Edward Miller, CEO of Johns Hopkins Medicine and dean of the medical faculty, said that both Glendening's objectives and the lobbying efforts of Hopkins staff and administration should be lauded.

"We are convinced that a focus on that which we do best, discovery, is the quickest, surest way to achieve the governor's goal of conquering cancer in Maryland," Miller said in a letter to his East Baltimore colleagues. "With new space for our scientists and new funding to aid in their recruitment and retention, we will be better positioned to achieve this goal."

Martin Abeloff, professor and director of Oncology at the School of Medicine, said this commitment by the state is a very positive step in the fight against cancer.

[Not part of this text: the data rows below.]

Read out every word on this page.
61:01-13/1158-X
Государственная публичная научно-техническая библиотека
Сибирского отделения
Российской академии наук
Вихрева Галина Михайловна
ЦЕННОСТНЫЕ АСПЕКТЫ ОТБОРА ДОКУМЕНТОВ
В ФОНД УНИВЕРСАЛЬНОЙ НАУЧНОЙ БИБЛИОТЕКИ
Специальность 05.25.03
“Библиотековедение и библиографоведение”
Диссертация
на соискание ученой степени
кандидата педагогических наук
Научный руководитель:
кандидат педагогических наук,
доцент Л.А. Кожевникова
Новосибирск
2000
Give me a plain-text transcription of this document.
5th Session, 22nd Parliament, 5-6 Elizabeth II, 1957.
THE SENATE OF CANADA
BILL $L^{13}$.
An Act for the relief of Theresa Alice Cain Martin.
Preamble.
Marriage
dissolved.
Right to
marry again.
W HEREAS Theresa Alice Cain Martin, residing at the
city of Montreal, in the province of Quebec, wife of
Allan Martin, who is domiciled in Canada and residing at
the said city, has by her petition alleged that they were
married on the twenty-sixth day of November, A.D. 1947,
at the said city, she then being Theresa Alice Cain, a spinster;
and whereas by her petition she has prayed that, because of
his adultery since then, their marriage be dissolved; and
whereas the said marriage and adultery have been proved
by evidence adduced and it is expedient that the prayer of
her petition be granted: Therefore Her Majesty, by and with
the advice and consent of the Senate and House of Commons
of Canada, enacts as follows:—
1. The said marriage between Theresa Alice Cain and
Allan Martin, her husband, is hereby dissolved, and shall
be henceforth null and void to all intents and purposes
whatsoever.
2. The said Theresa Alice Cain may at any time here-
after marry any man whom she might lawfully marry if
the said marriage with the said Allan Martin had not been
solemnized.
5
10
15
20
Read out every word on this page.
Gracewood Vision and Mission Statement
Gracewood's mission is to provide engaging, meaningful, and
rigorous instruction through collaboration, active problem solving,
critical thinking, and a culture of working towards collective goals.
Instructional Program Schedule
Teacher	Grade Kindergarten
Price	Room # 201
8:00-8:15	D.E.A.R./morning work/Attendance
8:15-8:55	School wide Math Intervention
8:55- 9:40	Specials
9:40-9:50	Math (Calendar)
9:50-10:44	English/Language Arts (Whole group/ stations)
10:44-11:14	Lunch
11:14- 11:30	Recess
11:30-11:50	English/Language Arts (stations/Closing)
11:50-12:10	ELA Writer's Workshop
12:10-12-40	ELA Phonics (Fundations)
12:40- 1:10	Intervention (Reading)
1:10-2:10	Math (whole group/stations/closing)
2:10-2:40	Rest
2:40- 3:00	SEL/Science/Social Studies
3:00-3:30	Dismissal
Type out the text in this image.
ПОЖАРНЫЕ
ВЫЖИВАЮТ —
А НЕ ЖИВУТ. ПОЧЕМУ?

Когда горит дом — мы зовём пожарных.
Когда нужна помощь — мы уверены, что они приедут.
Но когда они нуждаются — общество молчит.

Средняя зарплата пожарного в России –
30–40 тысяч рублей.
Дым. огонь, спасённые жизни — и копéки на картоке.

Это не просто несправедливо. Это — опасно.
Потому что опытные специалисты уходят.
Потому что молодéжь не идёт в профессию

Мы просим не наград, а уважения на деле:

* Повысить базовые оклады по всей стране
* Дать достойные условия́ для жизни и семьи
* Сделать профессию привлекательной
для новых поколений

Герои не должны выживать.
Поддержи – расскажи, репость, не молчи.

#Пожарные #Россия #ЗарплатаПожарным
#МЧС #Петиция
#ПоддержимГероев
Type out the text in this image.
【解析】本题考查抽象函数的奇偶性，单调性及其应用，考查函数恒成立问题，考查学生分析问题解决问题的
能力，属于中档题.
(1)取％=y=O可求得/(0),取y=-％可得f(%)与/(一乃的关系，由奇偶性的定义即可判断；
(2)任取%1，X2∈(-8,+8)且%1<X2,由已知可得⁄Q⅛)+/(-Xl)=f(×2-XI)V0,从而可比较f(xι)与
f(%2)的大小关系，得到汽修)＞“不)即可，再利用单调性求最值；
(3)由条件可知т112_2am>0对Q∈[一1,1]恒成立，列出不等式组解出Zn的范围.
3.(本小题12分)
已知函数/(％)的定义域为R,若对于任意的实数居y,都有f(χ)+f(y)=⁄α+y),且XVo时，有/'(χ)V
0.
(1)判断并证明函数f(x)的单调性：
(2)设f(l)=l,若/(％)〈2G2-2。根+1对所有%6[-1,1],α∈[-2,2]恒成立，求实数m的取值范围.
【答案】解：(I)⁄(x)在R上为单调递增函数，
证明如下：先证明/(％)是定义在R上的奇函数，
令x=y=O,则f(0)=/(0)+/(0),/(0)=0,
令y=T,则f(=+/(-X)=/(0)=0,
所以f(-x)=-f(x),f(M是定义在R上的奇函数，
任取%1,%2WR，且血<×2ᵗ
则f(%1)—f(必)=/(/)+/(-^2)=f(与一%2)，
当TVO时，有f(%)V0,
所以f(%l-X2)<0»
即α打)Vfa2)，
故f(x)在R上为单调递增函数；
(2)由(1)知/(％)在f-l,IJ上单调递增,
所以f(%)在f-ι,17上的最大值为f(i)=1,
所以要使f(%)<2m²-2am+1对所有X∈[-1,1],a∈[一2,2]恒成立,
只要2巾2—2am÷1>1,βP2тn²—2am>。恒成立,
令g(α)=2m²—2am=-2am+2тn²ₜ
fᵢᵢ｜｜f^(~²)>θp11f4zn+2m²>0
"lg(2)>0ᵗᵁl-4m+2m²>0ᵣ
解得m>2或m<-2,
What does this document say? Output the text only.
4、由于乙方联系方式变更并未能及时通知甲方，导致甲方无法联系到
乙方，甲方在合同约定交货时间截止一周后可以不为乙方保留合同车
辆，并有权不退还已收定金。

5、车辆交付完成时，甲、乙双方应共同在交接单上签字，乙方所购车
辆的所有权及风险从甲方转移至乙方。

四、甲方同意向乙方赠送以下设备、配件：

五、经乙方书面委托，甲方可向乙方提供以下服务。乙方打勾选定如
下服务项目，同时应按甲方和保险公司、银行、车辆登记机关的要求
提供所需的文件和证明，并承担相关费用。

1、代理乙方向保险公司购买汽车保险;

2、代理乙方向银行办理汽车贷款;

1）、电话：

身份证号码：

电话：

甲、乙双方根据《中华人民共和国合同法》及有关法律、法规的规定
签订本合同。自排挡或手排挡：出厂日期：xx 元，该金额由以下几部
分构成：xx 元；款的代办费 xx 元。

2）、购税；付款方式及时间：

The money will be particularly effective, he said, in strengthening cancer awareness and prevention programs in urban communities.

"I think the state of Maryland has taken a very progressive approach with its tobacco dollars by making a significant commitment to anti-smoking initiatives and initiatives related to cancer," Abeloff said. "It makes certain that we are applying the knowledge base on a community level, and that is a very positive aspect."